The museum, in Hendon, is another jewel in the Ajex crown, a permanent demonstration of the Jewish contribution to the armed services, with exhibits ranging from the work of chaplains in the war, particularly at the liberation of the death camps, to a portrait of the admiral who captained a ship in General Wolf's campaign against the French in Canada, 250 years ago.

Over the years, Ajex has been in the forefront of the fight against antisemitism (work now taken over by the Community Security Trust). It led delegations to the Soviet embassy on behalf of Russian Jewry and, earlier, to the West German embassy when a resurgence of Nazism in the country seemed likely. For many years, squads of Ajex members used to work in British hospitals at Christmas as a gesture of thanks for the times non-Jewish servicemen stepped in to allow Jews to celebrate their holidays. "But then we discovered," says Shelley, "that the nurses enjoyed coming in on Christmas themselves. So that was the end of that."

The organisation is always conscious of the past. In 2005, there was a service at the war cemetery at the site of the Battle of the Somme. Ajex had been told that a Private Harry Steinberg of the Queen's Royal West Surrey Regiment was buried under a tombstone engraved with a cross.

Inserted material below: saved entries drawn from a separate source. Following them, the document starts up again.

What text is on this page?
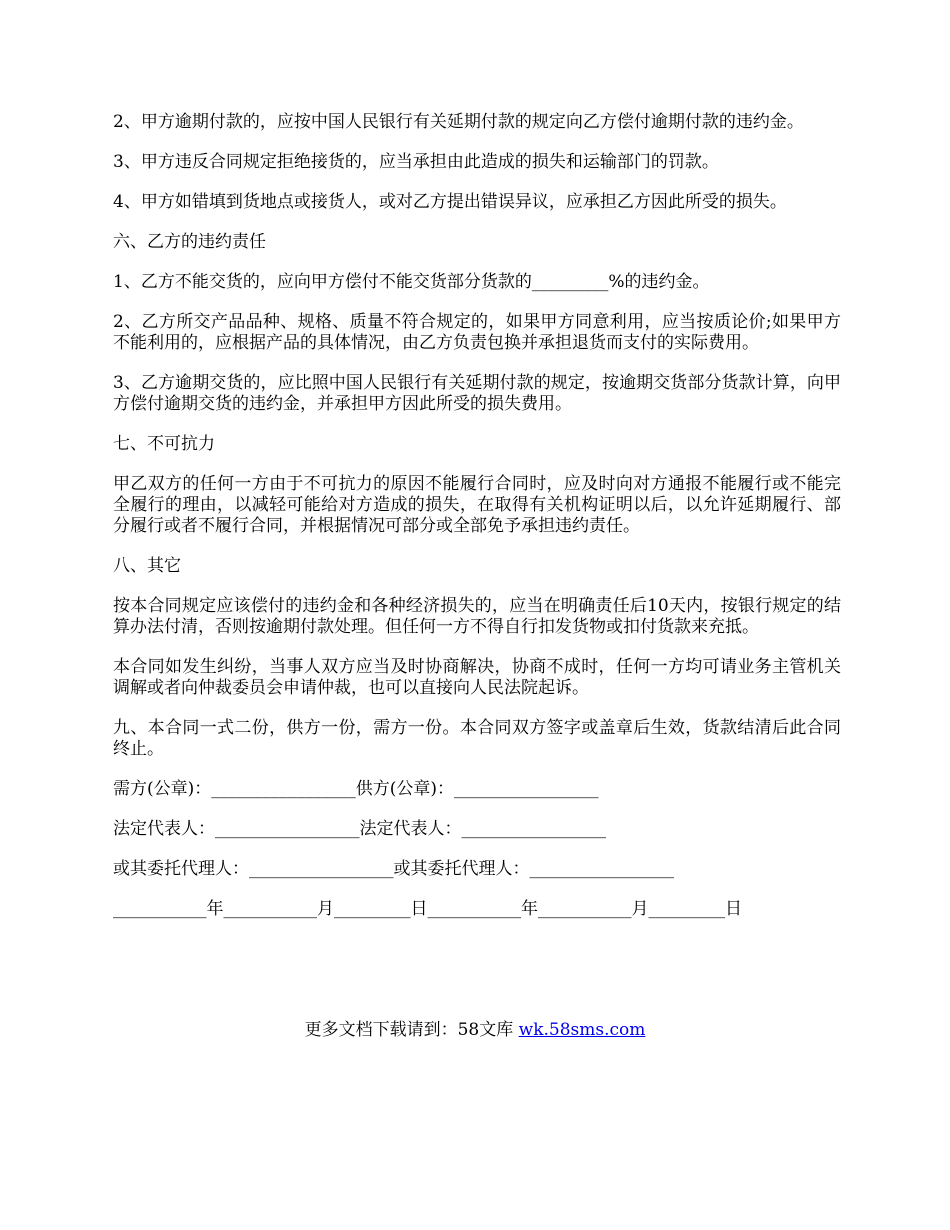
2、甲方逾期付款的，应按中国人民银行有关延期付款的规定向乙方偿付逾期付款的违约金。

3、甲方违反合同规定拒绝接货的，应当承担由此造成的损失和运输部门的罚款。

4、甲方如错填到货地点或接货人，或对乙方提出错误异议，应承担乙方因此所受的损失。

六、乙方的违约责任

1、乙方不能交货的，应向甲方偿付不能交货部分货款的_________%的违约金。

2、乙方所交产品品种、规格、质量不符合规定的，如果甲方同意利用，应当按质论价;如果甲方不能利用的，应根据产品的具体情况，由乙方负责包换并承担退货而支付的实际费用。

3、乙方逾期交货的，应比照中国人民银行有关延期付款的规定，按逾期交货部分货款计算，向甲方偿付逾期交货的违约金，并承担甲方因此所受的损失费用。

七、不可抗力

甲乙双方的任何一方由于不可抗力的原因不能履行合同时，应及时向对方通报不能履行或不能完全履行的理由，以减轻可能给对方造成的损失，在取得有关机构证明以后，以允许延期履行、部分履行或者不履行合同，并根据情况可部分或全部免予承担违约责任。

八、其它

按本合同规定应该偿付的违约金和各种经济损失的，应当在明确责任后10天内，按银行规定的结算办法付清，否则按逾期付款处理。但任何一方不得自行扣发货物或扣付货款来充抵。

本合同如发生纠纷，当事人双方应当及时协商解决，协商不成时，任何一方均可请业务主管机关调解或者向仲裁委员会申请仲裁，也可以直接向人民法院起诉。

九、本合同一式二份，供方一份，需方一份。本合同双方签字或盖章后生效，货款结清后此合同终止。

需方(公章)：_________________供方(公章)：_________________
法定代表人：_________________法定代表人：_________________
或其委托代理人：_________________或其委托代理人：_________________
___________年___________月_________日___________年___________月_________日
更多文档下载请到：58文库 wk.58sms.com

So they arranged with the Commonwealth War Graves Commission for a Magen David to be substituted.

"We had to provide proof that he was, in fact, Jewish," says Shelley, "so we got out a copy of the JC for the week in which he was killed in 1916 and there it was, a death announcement. We are now working on three or four similar cases."

But it is obvious that the present, too, is very much in the organisation's thoughts. For years, it ran Ajex House, a block of flats purely for Jewish ex-servicemen. It is still there for that purpose, although now run under the auspices of the Industrial Dwellings Society.

And then there is the future. The organisation annually gives a bursary to students - "for undergraduates planning a dissertation on any aspect of British Jewish military history," says Shelley. "A small grant, advice and help in research and so on. It all helps to tell the story."

It says a lot for an organisation that likes to prove it is more than just a parade, living on more than just memories.